Language Models in Plato's Cave

1 latentnumber 2 6/29/2025, 2:31:31 PM sergeylevine.substack.com ↗

Comments (2)

latentnumber · 5h ago
> In science, we might suppose that the more simple, elegant, and powerful a theory is, the more likely it is to be the right one – there are many ways to write down an equation to describe the oscillation of a spring, but we take Hooke’s law to be the “right” theory because it provides both remarkable simplicity and high predictive power. Similarly, we might suppose that if we have an algorithm that is simple, elegant, and explains similar essential functions as the human mind, then it is likely to be the right model of the mind’s computational processes. That is, if LLMs are trained with a simple algorithm and acquire functionality that resembles that of the mind, then their underlying algorithm should also resemble the algorithm by which the mind acquires its functionality. However, there is one very different alternative explanation: instead of acquiring its capabilities by observing the world in the same way as humans, LLMs might acquire their capabilities by observing the human mind and copying its function.
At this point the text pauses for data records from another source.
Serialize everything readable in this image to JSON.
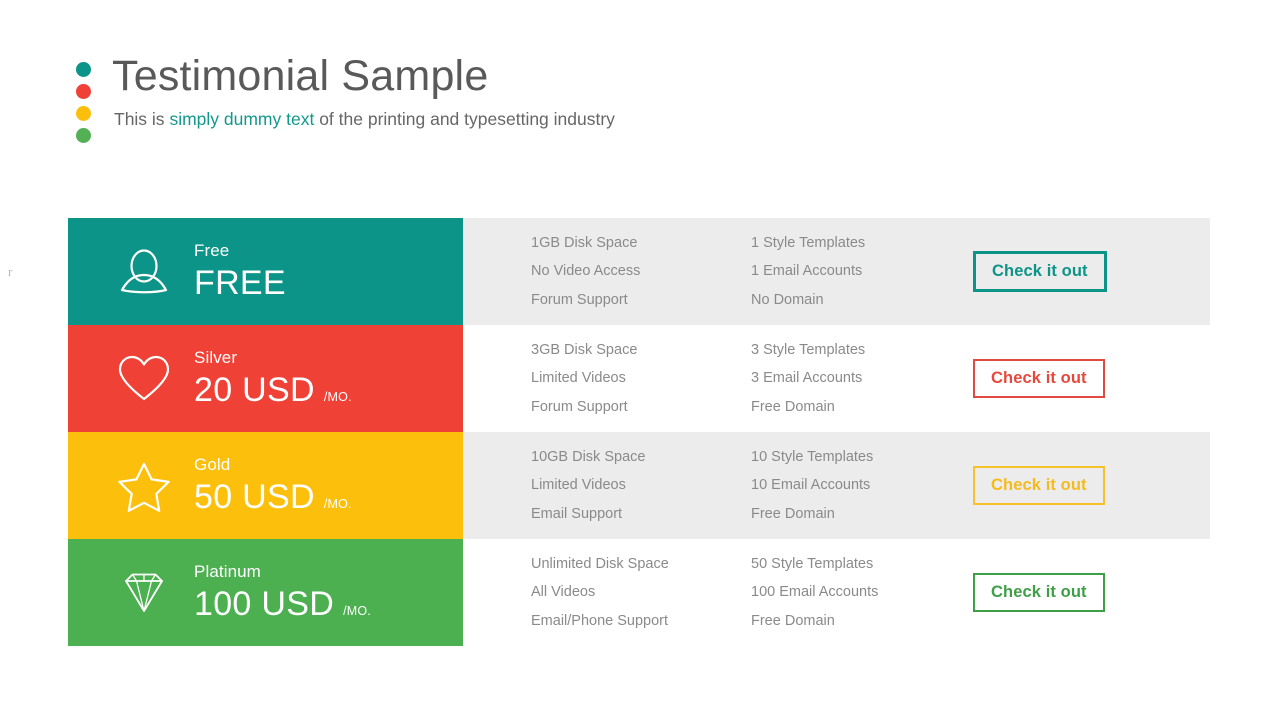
{
  "header": {
    "title": "Testimonial Sample",
    "subtitle_before": "This is ",
    "subtitle_accent": "simply dummy text",
    "subtitle_after": " of the printing and typesetting industry",
    "dots": [
      {
        "name": "dot-teal",
        "color": "#0d9488"
      },
      {
        "name": "dot-red",
        "color": "#ef4136"
      },
      {
        "name": "dot-yellow",
        "color": "#fcc00c"
      },
      {
        "name": "dot-green",
        "color": "#54b054"
      }
    ]
  },
  "colors": {
    "teal": "#0d9488",
    "red": "#ef4136",
    "yellow": "#fcc00c",
    "green": "#4caf50",
    "shaded_row": "#ececec",
    "plain_row": "#ffffff",
    "feature_text": "#8a8a8a",
    "title_text": "#595959"
  },
  "cta_label": "Check it out",
  "plans": [
    {
      "name": "Free",
      "price": "FREE",
      "period": "",
      "icon": "person-icon",
      "color": "#0d9488",
      "row_background": "#ececec",
      "button_border_color": "#0d9488",
      "button_text_color": "#0d9488",
      "button_border_width": "3px",
      "features_left": [
        "1GB Disk Space",
        "No Video Access",
        "Forum Support"
      ],
      "features_right": [
        "1 Style Templates",
        "1 Email Accounts",
        "No Domain"
      ]
    },
    {
      "name": "Silver",
      "price": "20 USD",
      "period": "/MO.",
      "icon": "heart-icon",
      "color": "#ef4136",
      "row_background": "#ffffff",
      "button_border_color": "#e04a3f",
      "button_text_color": "#e8483c",
      "button_border_width": "2px",
      "features_left": [
        "3GB Disk Space",
        "Limited Videos",
        "Forum Support"
      ],
      "features_right": [
        "3 Style Templates",
        "3 Email Accounts",
        "Free Domain"
      ]
    },
    {
      "name": "Gold",
      "price": "50 USD",
      "period": "/MO.",
      "icon": "star-icon",
      "color": "#fcc00c",
      "row_background": "#ececec",
      "button_border_color": "#f5c229",
      "button_text_color": "#f5bb1d",
      "button_border_width": "2px",
      "features_left": [
        "10GB Disk Space",
        "Limited Videos",
        "Email Support"
      ],
      "features_right": [
        "10 Style Templates",
        "10 Email Accounts",
        "Free Domain"
      ]
    },
    {
      "name": "Platinum",
      "price": "100 USD",
      "period": "/MO.",
      "icon": "diamond-icon",
      "color": "#4caf50",
      "row_background": "#ffffff",
      "button_border_color": "#3f9f46",
      "button_text_color": "#3f9f46",
      "button_border_width": "2px",
      "features_left": [
        "Unlimited Disk Space",
        "All Videos",
        "Email/Phone Support"
      ],
      "features_right": [
        "50 Style Templates",
        "100 Email Accounts",
        "Free Domain"
      ]
    }
  ],
  "edge_mark": "r"
}
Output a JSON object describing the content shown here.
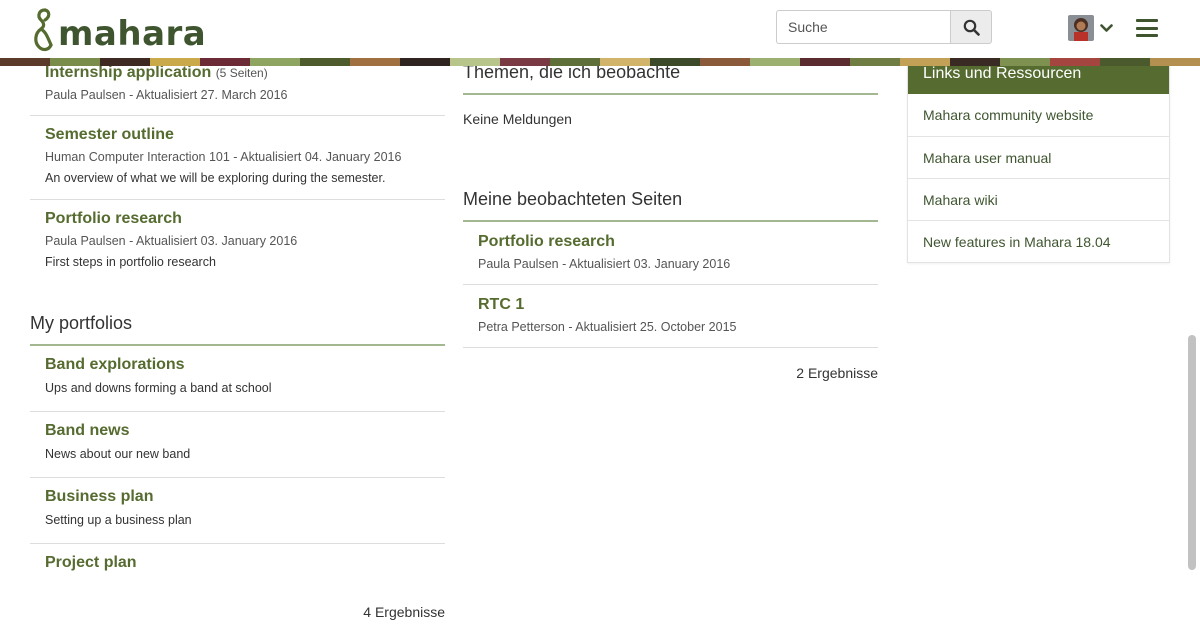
{
  "header": {
    "logo_text": "mahara",
    "search_placeholder": "Suche",
    "colors": {
      "brand": "#3f5530",
      "accent": "#556b2f"
    }
  },
  "left": {
    "pages": [
      {
        "title": "Internship application",
        "count": "(5 Seiten)",
        "meta": "Paula Paulsen - Aktualisiert 27. March 2016",
        "desc": ""
      },
      {
        "title": "Semester outline",
        "count": "",
        "meta": "Human Computer Interaction 101 - Aktualisiert 04. January 2016",
        "desc": "An overview of what we will be exploring during the semester."
      },
      {
        "title": "Portfolio research",
        "count": "",
        "meta": "Paula Paulsen - Aktualisiert 03. January 2016",
        "desc": "First steps in portfolio research"
      }
    ],
    "portfolios_heading": "My portfolios",
    "portfolios": [
      {
        "title": "Band explorations",
        "desc": "Ups and downs forming a band at school"
      },
      {
        "title": "Band news",
        "desc": "News about our new band"
      },
      {
        "title": "Business plan",
        "desc": "Setting up a business plan"
      },
      {
        "title": "Project plan",
        "desc": ""
      }
    ],
    "portfolios_results": "4 Ergebnisse"
  },
  "middle": {
    "topics_heading": "Themen, die ich beobachte",
    "topics_empty": "Keine Meldungen",
    "watched_heading": "Meine beobachteten Seiten",
    "watched": [
      {
        "title": "Portfolio research",
        "meta": "Paula Paulsen - Aktualisiert 03. January 2016"
      },
      {
        "title": "RTC 1",
        "meta": "Petra Petterson - Aktualisiert 25. October 2015"
      }
    ],
    "watched_results": "2 Ergebnisse"
  },
  "right": {
    "title": "Links und Ressourcen",
    "links": [
      "Mahara community website",
      "Mahara user manual",
      "Mahara wiki",
      "New features in Mahara 18.04"
    ]
  }
}
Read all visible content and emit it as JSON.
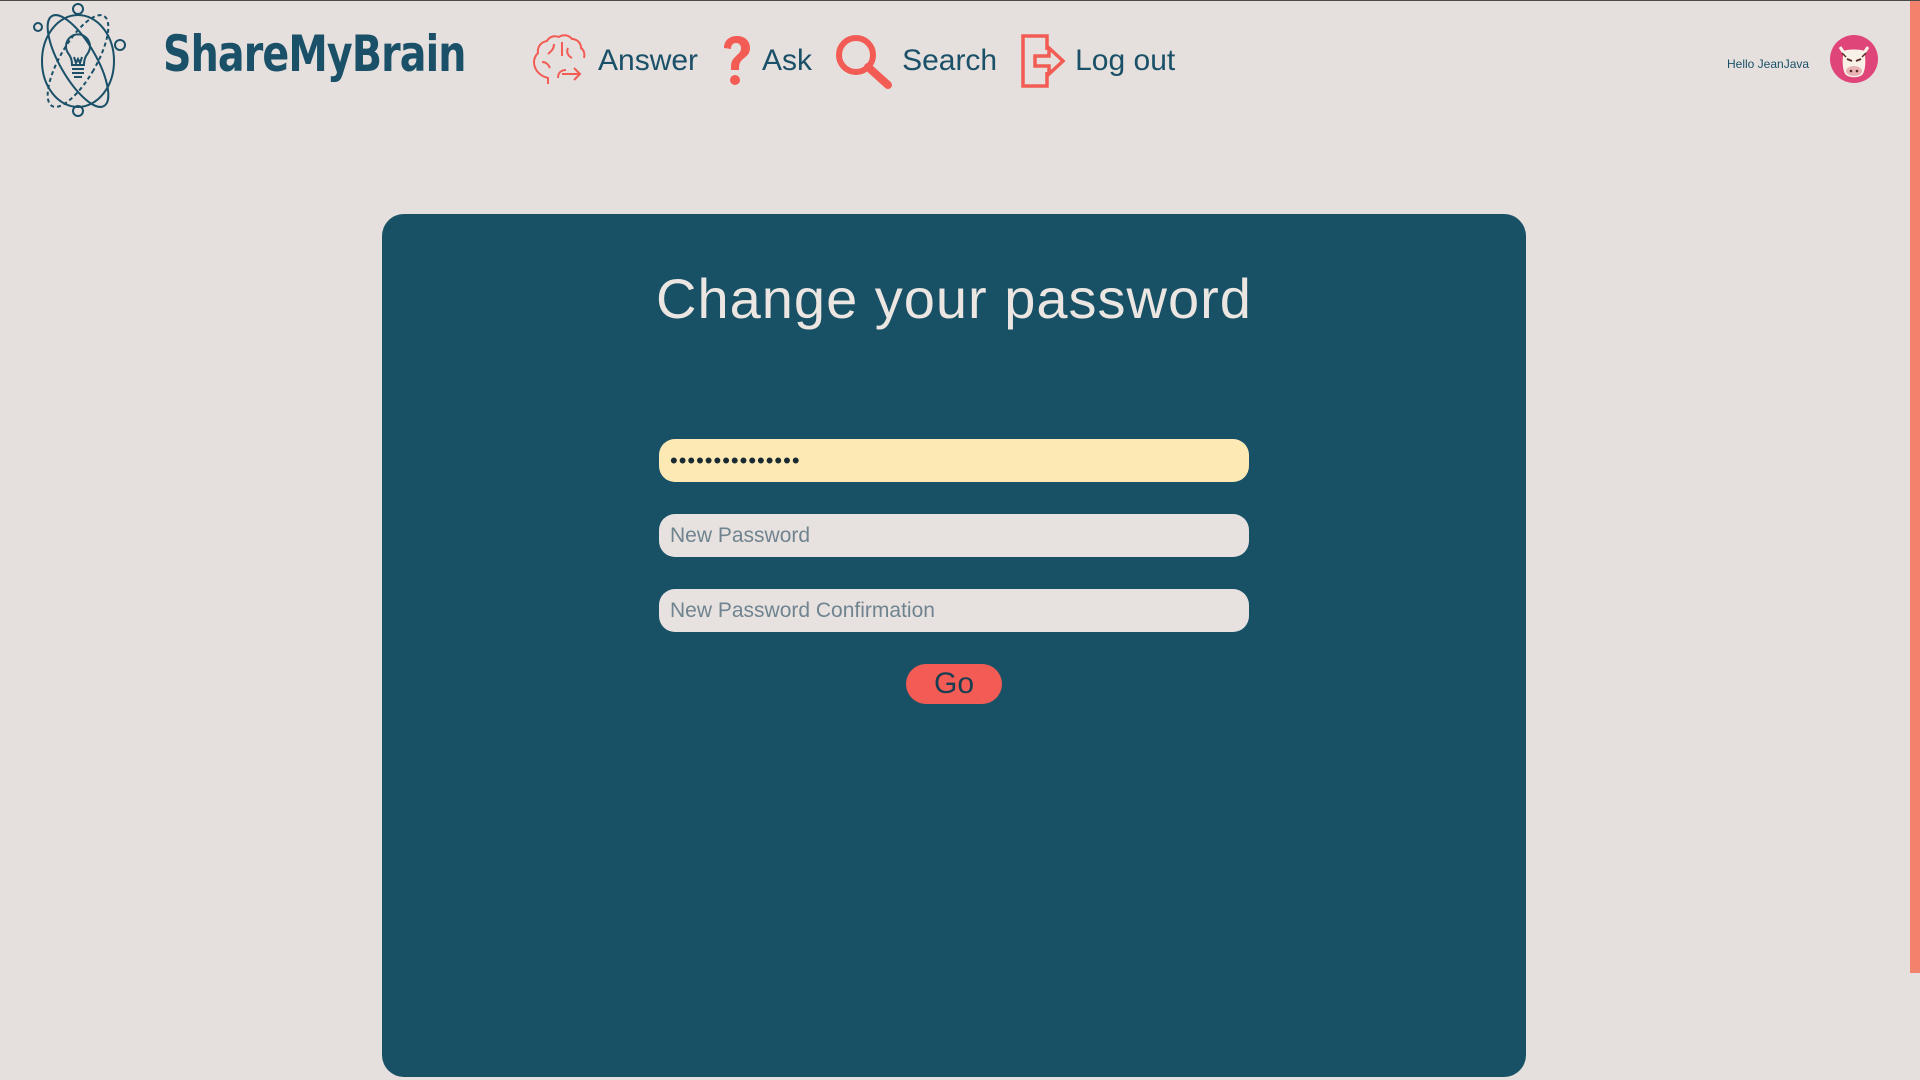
{
  "header": {
    "brand": "ShareMyBrain",
    "nav": [
      {
        "label": "Answer",
        "icon": "brain-icon"
      },
      {
        "label": "Ask",
        "icon": "question-mark-icon"
      },
      {
        "label": "Search",
        "icon": "magnifier-icon"
      },
      {
        "label": "Log out",
        "icon": "logout-icon"
      }
    ],
    "greeting": "Hello JeanJava"
  },
  "form": {
    "title": "Change your password",
    "current_password_value": "•••••••••••••••",
    "new_password_placeholder": "New Password",
    "confirm_placeholder": "New Password Confirmation",
    "submit_label": "Go"
  },
  "colors": {
    "brand": "#1a5068",
    "accent": "#f25c55",
    "card": "#185066",
    "background": "#e5e0dd",
    "autofill": "#fde9b4"
  }
}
Instead of implementing a learning process that can learn how the world works, they implement an incredibly indirect process for scanning human brains to construct a crude copy of human cognitive processes.
latentnumber · 5h ago
> This explains why video prediction models that learn about the physical world have so far not yielded the same results as next-token prediction on language: while we might hope that models that learn from videos might acquire representations of the physical world in the same way that humans learn through experience, the LLMs have managed to skip this step and simply copy some aspects of human mental representations without having to figure out the learning algorithm that allowed humans to acquire those representations in the first place.